Neighbors who had decades of history in places like Naples and Fort Myers must now try to move on from one of the worst ever hurricanes.

Hurricane Ian caused major damage to the Florida gulf coast over the past week and it’s caused most communities to start the process of rebuilding.

That’s particularly the case in Naples where on Friday (September 30), the City Council held a community meeting to discuss the need to “figure out a plan” for residents.

The lack of a real plan, however, angered Vicent Keeys, president of the NAACP in Collier County, who questioned whether they could get help from the county. According to Naples News, he said residents in River Park, a historically Black, low-income community, are in desperate need of assistance.

RELATED: St. Petersburg Begins Recovery Effort After Hurricane Ian

"There are people out here who need help and they need an answer," he said.

Jay Boodheshwar, the City Manager, said he vows to “get people protected.”

"We hear you,” he added. “We hear the community. Our first priority was to protect life.”

During the meeting, the City Council took action that could help city residents and other property owners pick up the pieces from Ian by unanimously agreeing to set up a relief fund, allowing the city to accept outside donations.

"We are getting calls, we want to donate something, we have money," Boodheshwar said.

It isn’t clear how the money would be spent as that will be determined at a later date.

"It hasn't been defined yet," said Monique Barnhart-Tiberio, the city's communications and public outreach manager. "That's a council decision."

In other Florida Black communities stricken by Ian, the story is much the same. In the historically African American Dunbar neighborhood of Fort Myers, people are fearful that aid will not come soon enough.

“No matter how long I've lived in Fort Myers and seen storms, it's been like that. This neighborhood that's full of people of color, always comes last,” resident Lorieann Thurman told USA Today. “The people that have more money, that’s who gets service first,” she said, adding that it makes her feel “they look down upon us, and they are servicing the ones there that can afford generators.”

Much of the power for Fort Myers and other areas of Florida has been restored.

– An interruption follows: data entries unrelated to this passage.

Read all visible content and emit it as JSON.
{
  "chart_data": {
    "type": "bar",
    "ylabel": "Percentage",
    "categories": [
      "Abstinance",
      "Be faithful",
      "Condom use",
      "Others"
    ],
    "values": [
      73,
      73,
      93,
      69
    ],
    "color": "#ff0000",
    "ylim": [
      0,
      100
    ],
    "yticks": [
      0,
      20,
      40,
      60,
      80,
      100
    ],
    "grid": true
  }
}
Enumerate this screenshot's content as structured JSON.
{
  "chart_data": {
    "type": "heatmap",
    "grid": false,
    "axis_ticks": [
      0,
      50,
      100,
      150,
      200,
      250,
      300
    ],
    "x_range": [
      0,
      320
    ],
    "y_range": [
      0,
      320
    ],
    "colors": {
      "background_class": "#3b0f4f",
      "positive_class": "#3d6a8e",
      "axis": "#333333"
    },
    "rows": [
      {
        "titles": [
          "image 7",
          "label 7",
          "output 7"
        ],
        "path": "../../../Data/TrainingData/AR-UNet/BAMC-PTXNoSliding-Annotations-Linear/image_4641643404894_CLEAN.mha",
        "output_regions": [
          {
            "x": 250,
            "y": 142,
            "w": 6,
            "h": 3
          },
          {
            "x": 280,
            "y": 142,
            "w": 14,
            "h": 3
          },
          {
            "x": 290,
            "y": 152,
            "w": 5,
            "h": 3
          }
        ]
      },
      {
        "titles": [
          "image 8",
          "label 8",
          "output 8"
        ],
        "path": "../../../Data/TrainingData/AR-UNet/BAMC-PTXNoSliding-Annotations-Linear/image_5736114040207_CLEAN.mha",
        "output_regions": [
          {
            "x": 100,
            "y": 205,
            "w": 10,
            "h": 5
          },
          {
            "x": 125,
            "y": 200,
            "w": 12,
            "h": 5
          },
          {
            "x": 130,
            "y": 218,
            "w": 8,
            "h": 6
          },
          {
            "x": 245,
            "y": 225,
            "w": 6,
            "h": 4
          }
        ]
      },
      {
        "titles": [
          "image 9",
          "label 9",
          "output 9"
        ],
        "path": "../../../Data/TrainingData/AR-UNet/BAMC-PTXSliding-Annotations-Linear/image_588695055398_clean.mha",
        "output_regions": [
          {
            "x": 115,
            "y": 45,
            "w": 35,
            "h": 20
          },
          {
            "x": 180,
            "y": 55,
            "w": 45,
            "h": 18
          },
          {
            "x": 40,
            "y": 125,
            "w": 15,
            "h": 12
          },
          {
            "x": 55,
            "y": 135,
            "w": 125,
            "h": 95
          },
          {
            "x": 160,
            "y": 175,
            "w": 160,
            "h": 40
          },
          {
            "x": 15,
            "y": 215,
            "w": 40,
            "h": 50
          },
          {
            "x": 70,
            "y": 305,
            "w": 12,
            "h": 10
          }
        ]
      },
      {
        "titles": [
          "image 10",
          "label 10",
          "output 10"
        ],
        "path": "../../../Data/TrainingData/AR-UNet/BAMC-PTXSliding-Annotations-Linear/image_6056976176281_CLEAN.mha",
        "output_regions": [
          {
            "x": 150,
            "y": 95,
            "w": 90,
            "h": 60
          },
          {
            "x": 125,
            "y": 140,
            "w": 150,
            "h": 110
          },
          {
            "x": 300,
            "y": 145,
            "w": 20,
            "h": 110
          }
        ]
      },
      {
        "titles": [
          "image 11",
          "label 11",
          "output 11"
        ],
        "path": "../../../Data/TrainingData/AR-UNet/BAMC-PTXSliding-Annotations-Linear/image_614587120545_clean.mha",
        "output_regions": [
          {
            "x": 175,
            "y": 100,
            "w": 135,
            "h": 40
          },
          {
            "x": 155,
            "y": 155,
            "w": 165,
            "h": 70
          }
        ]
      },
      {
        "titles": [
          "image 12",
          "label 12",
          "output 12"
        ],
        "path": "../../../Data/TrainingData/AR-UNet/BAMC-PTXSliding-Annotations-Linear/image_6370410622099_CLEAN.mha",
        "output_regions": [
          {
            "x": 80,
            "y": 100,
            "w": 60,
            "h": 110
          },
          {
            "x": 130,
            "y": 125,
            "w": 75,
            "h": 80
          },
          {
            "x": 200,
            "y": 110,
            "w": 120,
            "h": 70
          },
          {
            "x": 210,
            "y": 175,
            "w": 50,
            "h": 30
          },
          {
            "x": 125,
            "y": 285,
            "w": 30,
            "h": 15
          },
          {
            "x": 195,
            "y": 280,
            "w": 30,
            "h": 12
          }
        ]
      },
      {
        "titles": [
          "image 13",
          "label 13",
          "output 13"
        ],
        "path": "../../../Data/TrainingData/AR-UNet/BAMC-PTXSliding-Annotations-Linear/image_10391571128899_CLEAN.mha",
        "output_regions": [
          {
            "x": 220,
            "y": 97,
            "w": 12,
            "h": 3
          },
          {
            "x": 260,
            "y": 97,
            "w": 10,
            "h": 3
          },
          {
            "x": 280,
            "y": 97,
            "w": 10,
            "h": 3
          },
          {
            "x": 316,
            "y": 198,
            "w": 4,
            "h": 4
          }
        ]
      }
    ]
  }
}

An initial 2.1 million people were without power in the immediate aftermath of the storm, but Monday morning, that number was down to 369,000.

However, even with the lights back on, many in the state are left to pick up the pieces of devastated property and businesses. Dunbar residents say they will survive by looking out for each other.

“We can survive off anything,” another resident, Shannon Tolbart told USA Today, noting that she and her relatives will “keep pushing…we all bleed the same thing.”